With these foundational paradoxes in mind, Haqqani described five fissures that have
resulted and plagued the Pakistani socio-political sphere. First, an ethnic
cleavage separates the masses from those of muhajer backgrounds,
typically returning immigrants in possession of wealth and education that have
"oligarchized" the nation. Haqqani cited democracy as the only method of
disempowering these elites. Ethnic matters also characterize the second fissure,
in which a number of Pakistani ethnic groups geographically overlap with
neighboring countries, creating a sense of divided loyalties. The government's
attempt to curb these ethno-nationalisms by promoting an Islamic ideal has
fallen short, given the fact that the government itself is perceived as removed
from Islam. Third, the question of Pakistan's position as the Muslim homeland of
South Asia becomes contentious when the proper body to handle administration
according to an Islamic ideology must be determined. This fissure taps into the
nature and future of Pakistani identity. Haqqani recognized economics as a
fourth chasm, citing the grim fact that 113 million Pakistani nationals are
either poor or transitionally poor in a country of 160 million. This disconnect
has manifested itself in privileged and underprivileged ways of thinking, in
which the rich were stunned when Benazir Bhutto won the elections,
underestimating the power of the poor vote that perceived the Bhuttos as working
in favor of the lower class. Finally, the last fissure deals with the crevasse
between the civil and military points of view, in which the civil consensus for
democracy is countered by increasingly powerful technocrats, who are supportive
of the military regime and who constantly argue that Pakistan is not fit for
democracy.
Dr. Shahla Haeri focused on the gender of the former Prime Minister, and she considered its
significance for South Asian politics. She explored the elements that enabled
the election of a woman twice in Pakistan -- even though Islam has the stigma of
being inherently incompatible with female leadership. Haeri tackled her subject
from a theoretical and historical perspective, stating that Bhutto was among a
long line of South Asian female leaders that stretches from antiquity to the
contemporary world. The question then lies in the juxtaposition of women in
power with the high number of poor women in the same region. Haeri attributed
this paradox to the specificity of feudalism in Pakistan, where the oppression
of both men and women is due to the fact that wealth is concentrated in the
hands of the few. Thus, it would seem that the way for women to exercise
authority would be to inherit land. But this enabling mechanism is complicated
by a less obvious paradigm: the relationship between a patriarch and his
daughter.
While men are strongly valued in South Asia, the father-son axis is often a nexus of tension
and rivalry that can -- and has -- led to fear, resentment, and even murder.
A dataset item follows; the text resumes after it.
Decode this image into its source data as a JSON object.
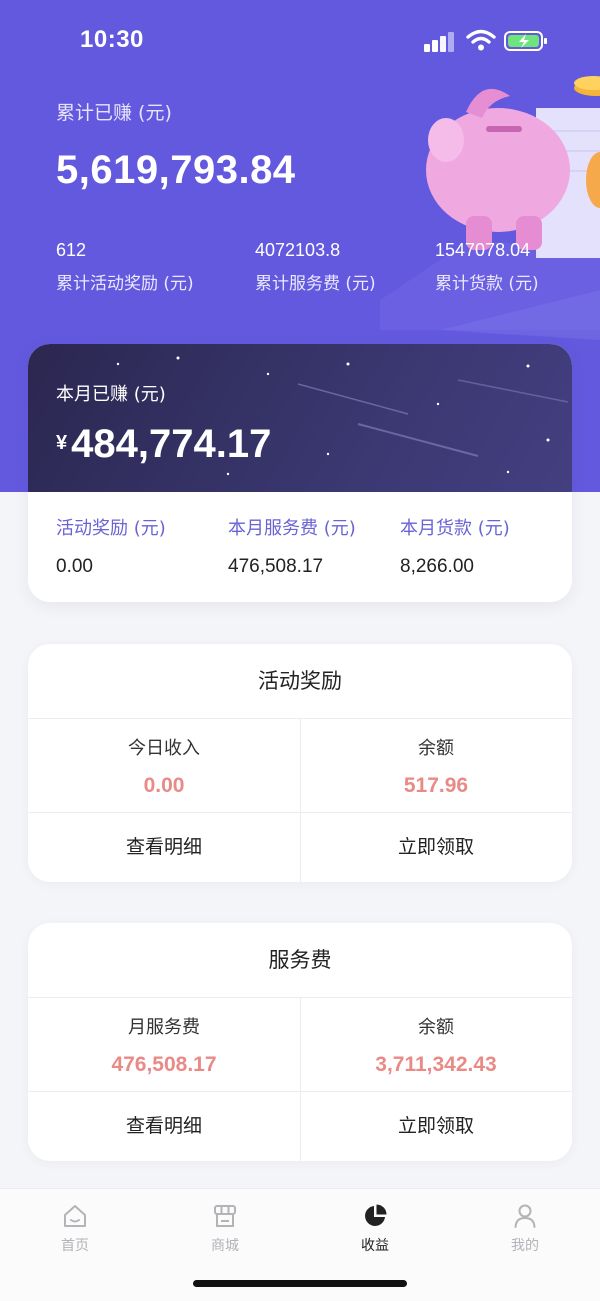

Countering the father-son ideal is the more obscure occurrence of a male
bestowing land and prestige on his daughter and grooming her for leadership, as
was the case with Benazir Bhutto, whose father Zulfiqar chose her over her male
siblings to succeed him. However, one cannot at the same time dismiss the fact
that Bhutto also relied upon Islamic support, as she agreed to an arranged
marriage and symbolically adorned the head cover, circumventing fundamentalist
critics of her position.
Judging by the throngs of male supporters that surrounded her, Bhutto's gender seemed
insignificant to South Asian politics. In her closing comments, Haeri agreed
with Haqqani that the group with the most to gain from Bhutto's death is the
Pakistani military. Although she did not rule out the possibility of fanatical
religious elements wanting to teach Muslim women a lesson by killing Bhutto, she
emphasized the historical comparison to the thirteenth century Razia Sultan,
ruler of Delhi in India. While Razia Sultan was hounded by religious elements,
she would be finally undone by the military. It seems that in contemporary
Pakistan, history has once again proven its cyclical nature.